Preparing For Your First Call With a Prospective Client: A Guide For Sales Cynics


In the time that I’ve been in creative services, more agencies than I can count have told me proudly of their ‘if we build it, they will come’ approach to sales and growth. In this approach, preparation and process go by the wayside, while winging it and praying for success take favour. The feeling seems to be that it’s better to err on the side of laziness than employ any hint of odious ‘business development’.

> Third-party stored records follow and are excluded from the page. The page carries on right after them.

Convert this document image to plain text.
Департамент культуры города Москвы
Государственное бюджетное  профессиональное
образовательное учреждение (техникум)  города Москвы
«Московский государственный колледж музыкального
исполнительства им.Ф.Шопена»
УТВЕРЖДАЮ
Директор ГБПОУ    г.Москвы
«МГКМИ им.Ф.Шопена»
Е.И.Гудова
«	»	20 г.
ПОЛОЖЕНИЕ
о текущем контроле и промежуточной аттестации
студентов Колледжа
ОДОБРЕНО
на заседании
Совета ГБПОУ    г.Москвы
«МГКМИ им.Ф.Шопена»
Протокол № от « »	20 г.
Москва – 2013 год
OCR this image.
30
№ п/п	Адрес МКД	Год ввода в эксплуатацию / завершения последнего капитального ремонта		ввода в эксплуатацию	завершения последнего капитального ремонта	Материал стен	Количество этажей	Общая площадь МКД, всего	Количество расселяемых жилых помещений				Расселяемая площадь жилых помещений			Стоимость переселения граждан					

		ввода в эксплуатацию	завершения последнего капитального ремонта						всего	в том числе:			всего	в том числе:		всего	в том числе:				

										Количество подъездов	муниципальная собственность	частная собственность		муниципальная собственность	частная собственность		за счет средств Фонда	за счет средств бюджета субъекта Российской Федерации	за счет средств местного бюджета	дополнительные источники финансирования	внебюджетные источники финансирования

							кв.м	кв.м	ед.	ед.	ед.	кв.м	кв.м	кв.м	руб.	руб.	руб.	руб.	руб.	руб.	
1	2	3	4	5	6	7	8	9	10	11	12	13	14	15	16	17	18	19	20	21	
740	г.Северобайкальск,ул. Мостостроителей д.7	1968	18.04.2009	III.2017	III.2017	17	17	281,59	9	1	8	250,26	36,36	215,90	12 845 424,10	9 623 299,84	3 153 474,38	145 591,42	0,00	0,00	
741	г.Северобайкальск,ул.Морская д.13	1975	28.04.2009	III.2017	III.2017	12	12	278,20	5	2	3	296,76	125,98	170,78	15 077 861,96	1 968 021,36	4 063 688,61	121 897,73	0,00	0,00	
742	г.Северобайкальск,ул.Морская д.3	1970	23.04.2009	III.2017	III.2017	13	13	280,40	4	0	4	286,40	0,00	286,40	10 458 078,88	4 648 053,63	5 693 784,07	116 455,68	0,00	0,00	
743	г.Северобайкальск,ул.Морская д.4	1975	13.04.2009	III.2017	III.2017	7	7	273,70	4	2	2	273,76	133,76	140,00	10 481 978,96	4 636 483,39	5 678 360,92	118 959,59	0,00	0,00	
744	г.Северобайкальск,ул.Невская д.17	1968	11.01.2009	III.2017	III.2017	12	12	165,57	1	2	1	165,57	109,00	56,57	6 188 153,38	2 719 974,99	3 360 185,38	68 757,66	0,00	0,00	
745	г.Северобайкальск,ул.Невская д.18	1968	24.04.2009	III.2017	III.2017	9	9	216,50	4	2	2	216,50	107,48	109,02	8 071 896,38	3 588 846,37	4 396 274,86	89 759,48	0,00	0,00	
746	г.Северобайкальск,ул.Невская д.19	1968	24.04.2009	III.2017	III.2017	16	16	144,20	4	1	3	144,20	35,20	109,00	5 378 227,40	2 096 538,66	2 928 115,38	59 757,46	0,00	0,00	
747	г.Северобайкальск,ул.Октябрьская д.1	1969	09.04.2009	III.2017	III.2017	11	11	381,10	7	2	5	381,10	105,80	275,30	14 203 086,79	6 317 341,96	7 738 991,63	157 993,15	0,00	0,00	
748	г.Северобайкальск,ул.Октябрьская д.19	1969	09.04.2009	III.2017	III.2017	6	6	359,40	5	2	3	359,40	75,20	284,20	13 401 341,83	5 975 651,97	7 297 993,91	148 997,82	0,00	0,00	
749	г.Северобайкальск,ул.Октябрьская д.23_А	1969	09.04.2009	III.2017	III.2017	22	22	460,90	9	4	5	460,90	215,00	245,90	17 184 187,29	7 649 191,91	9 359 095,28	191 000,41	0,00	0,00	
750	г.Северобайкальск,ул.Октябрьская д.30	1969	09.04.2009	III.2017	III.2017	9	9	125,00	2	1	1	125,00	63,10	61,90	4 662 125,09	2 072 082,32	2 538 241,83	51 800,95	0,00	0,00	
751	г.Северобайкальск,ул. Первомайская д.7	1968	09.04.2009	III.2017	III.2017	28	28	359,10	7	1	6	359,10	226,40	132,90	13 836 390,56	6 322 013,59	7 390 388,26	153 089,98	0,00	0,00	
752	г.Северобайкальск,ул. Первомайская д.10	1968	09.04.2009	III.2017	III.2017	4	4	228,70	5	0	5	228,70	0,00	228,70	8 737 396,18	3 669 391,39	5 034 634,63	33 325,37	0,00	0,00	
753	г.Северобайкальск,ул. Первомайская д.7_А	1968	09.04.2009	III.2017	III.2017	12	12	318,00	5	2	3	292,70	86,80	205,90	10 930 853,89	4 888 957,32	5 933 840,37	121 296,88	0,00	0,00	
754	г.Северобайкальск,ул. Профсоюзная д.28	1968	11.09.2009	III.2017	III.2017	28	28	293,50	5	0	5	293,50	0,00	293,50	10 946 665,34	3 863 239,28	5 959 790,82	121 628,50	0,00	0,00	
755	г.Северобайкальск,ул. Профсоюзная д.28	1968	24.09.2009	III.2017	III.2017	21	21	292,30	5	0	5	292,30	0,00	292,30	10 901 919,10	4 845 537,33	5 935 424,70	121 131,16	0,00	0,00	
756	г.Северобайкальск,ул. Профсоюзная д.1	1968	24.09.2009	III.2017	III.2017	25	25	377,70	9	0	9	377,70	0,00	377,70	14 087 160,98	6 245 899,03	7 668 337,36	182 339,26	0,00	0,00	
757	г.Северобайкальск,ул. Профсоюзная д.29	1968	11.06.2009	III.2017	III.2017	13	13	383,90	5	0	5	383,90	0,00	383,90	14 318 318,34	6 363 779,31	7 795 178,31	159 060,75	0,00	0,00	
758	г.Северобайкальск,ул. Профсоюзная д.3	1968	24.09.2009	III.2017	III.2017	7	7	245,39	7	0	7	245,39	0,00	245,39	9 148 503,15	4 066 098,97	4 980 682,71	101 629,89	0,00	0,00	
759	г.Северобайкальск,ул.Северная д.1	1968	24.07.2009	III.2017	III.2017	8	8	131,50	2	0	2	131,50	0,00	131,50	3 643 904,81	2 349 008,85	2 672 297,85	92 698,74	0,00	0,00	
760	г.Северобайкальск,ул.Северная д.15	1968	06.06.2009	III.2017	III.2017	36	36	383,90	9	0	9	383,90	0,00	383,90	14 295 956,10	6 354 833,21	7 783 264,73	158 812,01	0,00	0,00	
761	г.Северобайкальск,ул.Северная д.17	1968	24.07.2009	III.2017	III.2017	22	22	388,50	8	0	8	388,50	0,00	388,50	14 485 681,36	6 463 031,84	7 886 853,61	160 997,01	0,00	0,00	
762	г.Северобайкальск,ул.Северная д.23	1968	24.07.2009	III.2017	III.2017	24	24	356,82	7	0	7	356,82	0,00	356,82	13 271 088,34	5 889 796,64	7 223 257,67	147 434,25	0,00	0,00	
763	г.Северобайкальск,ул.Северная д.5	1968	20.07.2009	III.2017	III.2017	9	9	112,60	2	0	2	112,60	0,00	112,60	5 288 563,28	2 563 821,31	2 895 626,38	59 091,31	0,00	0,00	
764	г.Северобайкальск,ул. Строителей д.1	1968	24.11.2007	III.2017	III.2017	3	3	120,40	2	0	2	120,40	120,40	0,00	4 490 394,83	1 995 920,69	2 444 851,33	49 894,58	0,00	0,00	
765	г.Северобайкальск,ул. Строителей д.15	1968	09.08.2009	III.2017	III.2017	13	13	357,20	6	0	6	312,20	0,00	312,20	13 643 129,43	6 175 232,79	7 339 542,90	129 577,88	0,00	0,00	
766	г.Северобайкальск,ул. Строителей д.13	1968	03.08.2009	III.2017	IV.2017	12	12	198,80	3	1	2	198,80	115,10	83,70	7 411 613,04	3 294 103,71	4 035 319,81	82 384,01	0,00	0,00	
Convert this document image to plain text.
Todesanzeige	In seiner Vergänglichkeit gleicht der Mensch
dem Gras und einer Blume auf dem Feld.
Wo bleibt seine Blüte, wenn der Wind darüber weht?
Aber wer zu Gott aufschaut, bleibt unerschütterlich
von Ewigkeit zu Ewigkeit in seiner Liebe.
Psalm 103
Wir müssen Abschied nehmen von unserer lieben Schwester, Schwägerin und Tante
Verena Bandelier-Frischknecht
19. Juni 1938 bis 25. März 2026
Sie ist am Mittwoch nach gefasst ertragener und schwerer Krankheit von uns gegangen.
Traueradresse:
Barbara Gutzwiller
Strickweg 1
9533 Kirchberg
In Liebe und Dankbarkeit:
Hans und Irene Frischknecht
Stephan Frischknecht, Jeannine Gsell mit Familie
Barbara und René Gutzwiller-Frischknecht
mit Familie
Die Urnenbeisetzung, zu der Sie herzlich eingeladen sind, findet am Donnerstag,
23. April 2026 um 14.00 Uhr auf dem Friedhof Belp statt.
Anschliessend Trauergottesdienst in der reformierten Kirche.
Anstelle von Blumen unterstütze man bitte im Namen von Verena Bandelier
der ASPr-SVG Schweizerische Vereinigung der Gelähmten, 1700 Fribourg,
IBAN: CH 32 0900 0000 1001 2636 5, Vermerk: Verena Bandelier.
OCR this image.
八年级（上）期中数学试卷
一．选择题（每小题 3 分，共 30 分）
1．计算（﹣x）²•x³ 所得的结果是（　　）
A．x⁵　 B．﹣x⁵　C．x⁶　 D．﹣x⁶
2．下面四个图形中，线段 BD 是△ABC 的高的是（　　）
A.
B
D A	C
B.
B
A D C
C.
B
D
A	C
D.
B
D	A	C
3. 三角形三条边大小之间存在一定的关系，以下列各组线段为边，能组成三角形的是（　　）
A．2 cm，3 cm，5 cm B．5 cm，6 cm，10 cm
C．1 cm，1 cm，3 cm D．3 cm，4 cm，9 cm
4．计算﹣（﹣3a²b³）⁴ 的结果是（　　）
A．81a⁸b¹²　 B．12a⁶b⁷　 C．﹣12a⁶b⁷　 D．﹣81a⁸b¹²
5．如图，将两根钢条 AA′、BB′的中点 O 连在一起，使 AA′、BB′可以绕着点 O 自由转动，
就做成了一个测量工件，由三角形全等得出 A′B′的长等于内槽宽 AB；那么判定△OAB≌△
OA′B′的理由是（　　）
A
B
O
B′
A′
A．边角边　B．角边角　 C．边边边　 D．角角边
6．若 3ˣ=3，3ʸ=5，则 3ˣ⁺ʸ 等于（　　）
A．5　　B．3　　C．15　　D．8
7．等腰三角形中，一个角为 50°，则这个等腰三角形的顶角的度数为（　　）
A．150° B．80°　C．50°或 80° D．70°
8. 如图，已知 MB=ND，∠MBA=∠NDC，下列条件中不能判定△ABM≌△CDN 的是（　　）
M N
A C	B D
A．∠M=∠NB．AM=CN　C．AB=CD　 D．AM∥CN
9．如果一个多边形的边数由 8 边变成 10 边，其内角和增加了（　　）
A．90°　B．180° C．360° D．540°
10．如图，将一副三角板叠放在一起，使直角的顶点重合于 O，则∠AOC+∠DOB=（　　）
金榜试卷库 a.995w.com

Luckily, I don’t think you need to be a biz dev “growth hacker” or have a sales script to get the best clients. In most cases, all you really need to do is take some time to assess the situation and think a few steps ahead. For example, consider your first call with a prospective client: you can either dive in headlong and hope for a smooth meeting, or do some basic preparation to put yourself in the best position possible.

Here’s how I’d prepare.

Categorize The Lead, and Tailor Your Approach Accordingly. Entering a sales conversation with no plan for where you want to guide it is suicide. In the last couple of years at MetaLab, we’ve carved out three distinct funnels for our clients, and it’s our job to figure out as soon as possible which funnel that lead goes through—ideally before the first call. From there, we have fundamentally different approaches: the client approaching us with a completely blank slate and just the seed of an idea has a completely different initial meeting than the client who emails us an RFP. A recognition of the distinct needs of each client lets us plan out our approach, and we can make a quick determination on whether they’re a fit within their funnel.

Know Who You’re Up Against. For a long time, I thought it was gauche to ask the client who we were up against when bidding on a project. I was certain that doing this showed serious insecurity. Eventually, a strong realization hit me: who cares? Knowing our competition—or maybe that there is no competition—lets us frame the discussion to our advantage. We can only effectively highlight our strengths if we know who we’re competing against.

Know The Room. Take a look at the meeting invite, and look at who’s going to be there. Is it the CEO? Maybe the CFO? A lone entrepreneur? Or maybe it’s just a designer who’s been tasked with finding an agency to work with. Maybe it’s all of them. The point is: all of these people want to hear different things. The CEO wants to hear that you’ll meet their business needs. The entrepreneur wants you to buy into their vision. The CFO wants to be sure that this won’t go over budget fivefold. Know who you’re talking to, and make a point of addressing what matters to them. But also…

Don’t Try To Know What You Don’t Know. If you’re non-technical, it’s almost a guarantee that the client will throw a question your way that’s outside of your expertise. Do you really want to try to be the hero and stumble your way through an explanation of your company’s tech stack if you’ve never written a line of code? Well, I hope you don’t, because your obvious lack of fluency will lead to some irreversible buying resistance. If their CTO is going to be on the line and laying down tough questions, get yours on there to answer them with confidence.

Ask Questions. For many people new to selling themselves or their work, the sales mindset is declarative. There’s a distinct focus on having the answers and communicating those in the most assuring way possible, but not much of a focus on asking questions. As a result, a new salesperson will often find themselves on the defensive for the entire call—selling, but not screening. Isn’t the whole point of this first call to determine whether it’s a fit for your agency? A good salesperson always has this in mind, and has both preset questions and specific ones created just for this client.

Anticipate Objections. There will always be unforeseeable curveballs during initial calls — after all, you can only prepare so much. At the same time, a little foresight can take the client’s bombshell and defuse it entirely. For example, let’s say you take a meeting with an e-commerce startup, and you’ve never worked in e-commerce before. Doesn’t it seem obvious that they’ll ask about your experience in that space? Use this foreknowledge to your advantage: come up with a good answer, or send them some of your relevant work before the call.